I did another shift at Samaritans this morning. I can understand why people might want to do all sorts of things that are wrong and I can understand that people make mistakes in their life decisions. What I can’t understand is why somebody would phone an organisation which exists to help people who are feeling vulnerable and need a listening ear and then use up valuable time making rude and disgusting things up about his sex life. I found it a little bit amusing at the time but it’s annoying to think that I could have spent that time listening to someone else who was probably waiting for ages for someone to answer and might have given up. Given up with the phone call or maybe giving up with life. Who knows?
I suppose I did offer a service, so to speak, for that guy this morning. He must be deeply unhappy and I guess I helped him for that short period of time. So who am I to judge? Everyone needs support and that support can be found in friends, family, creativity or culture (books, films, music, art etc). That’s probably not an exhaustive list of how support can be found.

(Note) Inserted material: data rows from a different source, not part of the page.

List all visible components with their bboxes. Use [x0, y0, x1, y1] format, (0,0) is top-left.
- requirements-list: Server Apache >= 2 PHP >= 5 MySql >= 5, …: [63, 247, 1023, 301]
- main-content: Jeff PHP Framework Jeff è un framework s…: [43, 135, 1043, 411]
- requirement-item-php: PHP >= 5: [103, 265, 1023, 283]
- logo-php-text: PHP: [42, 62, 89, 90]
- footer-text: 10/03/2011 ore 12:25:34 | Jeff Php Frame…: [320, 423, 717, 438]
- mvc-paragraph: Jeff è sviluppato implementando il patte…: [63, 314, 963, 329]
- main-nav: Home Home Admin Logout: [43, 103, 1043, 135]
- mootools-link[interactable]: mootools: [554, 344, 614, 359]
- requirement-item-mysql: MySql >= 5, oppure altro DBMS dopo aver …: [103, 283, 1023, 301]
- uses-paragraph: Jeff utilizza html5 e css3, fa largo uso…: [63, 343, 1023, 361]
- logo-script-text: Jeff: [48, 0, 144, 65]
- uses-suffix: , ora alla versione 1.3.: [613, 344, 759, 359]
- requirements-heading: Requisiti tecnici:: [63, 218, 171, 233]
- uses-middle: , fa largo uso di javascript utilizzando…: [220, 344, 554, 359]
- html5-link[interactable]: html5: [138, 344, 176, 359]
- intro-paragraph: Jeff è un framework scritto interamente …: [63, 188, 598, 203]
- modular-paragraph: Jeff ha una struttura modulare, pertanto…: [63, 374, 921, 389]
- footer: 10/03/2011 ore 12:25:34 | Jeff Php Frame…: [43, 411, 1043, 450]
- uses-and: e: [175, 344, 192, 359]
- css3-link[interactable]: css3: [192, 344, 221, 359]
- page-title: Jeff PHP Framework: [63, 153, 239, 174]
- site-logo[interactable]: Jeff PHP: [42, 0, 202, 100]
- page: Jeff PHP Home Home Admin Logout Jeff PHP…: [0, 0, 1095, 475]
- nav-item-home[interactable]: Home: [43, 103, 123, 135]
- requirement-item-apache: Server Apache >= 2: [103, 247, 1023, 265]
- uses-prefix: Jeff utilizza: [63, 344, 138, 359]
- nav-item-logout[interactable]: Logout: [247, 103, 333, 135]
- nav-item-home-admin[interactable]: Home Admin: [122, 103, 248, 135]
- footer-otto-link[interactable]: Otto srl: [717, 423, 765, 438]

This is how Kevin Rowland found support. “After being so lost and seeing only ugliness in the world, these songs started to penetrate my frightened world. They reawakened something I’d only fleetingly sensed before and even then it was only a feeling of something I’d lost long ago. But it was enough to make me grab it. Welcome back Kevin. These songs showed me my definition of beauty. My beauty. I realised I needed to record them before I could do anything else”.
That’s brilliant. Kevin Rowland, having disbanded Dexy’s Midnight Runners fourteen years previously in 1985, and having recorded one (poor) solo album in 1989, was finding life difficult to deal with. By listening to a selection of well known “pop” songs and then recording them, he begun to find salvation and redemption. I can think of no better reason for making a record. I like “Divide” by Ed Sheeran but when Ed tells the record company that he should record “Galway Girl” because 400 million people in the world are going to claim they are Irish, it sounds a bit cynical and cold. Don’t get me wrong – “Galway Girl” is a good song but the creative impulse behind it’s recording sounds like it was financially driven. Conversely, “My Beauty” which was heavily criticised at the time, appears to have been recorded because it allowed Kevin Rowland to express his feelings and it was a cathartic experience for him to record it.
There’s a great interview in The Guardian with Kevin Rowland about the re release of this album. It’s interesting in lots of ways and one issue is the furore over the cover which shows him wearing a dress and exposing his nipples and underwear. As if this invalidates the music. Kevin Rowland is quoted as saying “It was a lifestyle choice, not a fucking career move.”
“The Greatest Love Of All” is the first song on the album; it was originally recorded by George Benson and was used in “The Greatest”, a film about Muhammad Ali. It became a Number One hit for Whitney Houston in 1986. The Kevin Rowland version is excellent. It is certainly a million miles away from “Geno”, in that the sound is very MOR with swooping strings and a very sincere vocal. There is no doubting that Kevin Rowland’s voice is always brilliant – interesting, emotional and intense. The key line in the song, as he sings it, is “Learning to love yourself is the greatest love of all”. I should have used that line on my call this morning.
“Rag Doll”, the Four Seasons song, follows and is introduced by a “heavenly” choir. There’s a very emotional spoken section in which he says “It’s okay. It’s going to be better from now on. No matter what anyone says, we’re going to shine every day”. Here is an artist expressing hope and optimism about the future whilst learning how to heal himself. What could be better or more uplifting? The heavenly choir really enhances the force behind the song but I do understand that it may not be to everyone’s taste. A new video features his grandson, who happens to be called Roo.
The fifth song is “This Guy’s In Love With You” which was a hit for Herb Alpert in 1968. It’s sung very straight and very emotionally, especially the lines “My hands are shaking. Don’t let my heart keep a breaking because I need your love.” It ends with the lines “Say you’re in love with this guy. If not, I’ll just die”. Whilst that may sound morbid, to me it shows the process Kevin Rowland was going through to re-form connections with society and understanding the healing power of communication.
The tenth song is “Reflections Of My Life” which was a hit for Marmalade in 1969. It’s a really good song whether sung by Dean Ford of Marmalade (who co-wrote the song) or Kevin Rowland. To me, this song summarises the whole album. It starts with the strings playing the introduction to “The Greatest Love Of All” and Kevin Rowland starts singing “I’m changing and it feels so hard”. There’s an understanding that he needs to understand his past before he can move forward: “All my sorrow/Where’s tomorrow/Take me back/To my own home”. Neil Hubbard plays a very Sixties-era lead guitar. He played with Joe Cocker, Roxy Music and B.B. King amongst others. The next verse is “The world is a sad place, a mad place, an awfully hard place to live but I’m afraid to die”. Who knew that such extraordinary lyrics were in this song which got to Number 3 in the UK and Number 7 in the USA. As he sings “All my crying” he interjects with a spoken “I know how that feels”. It’s an extraordinary song on a magnificent album.
Communicating, connecting and creating. Three processes in place to make a beautiful artistic work.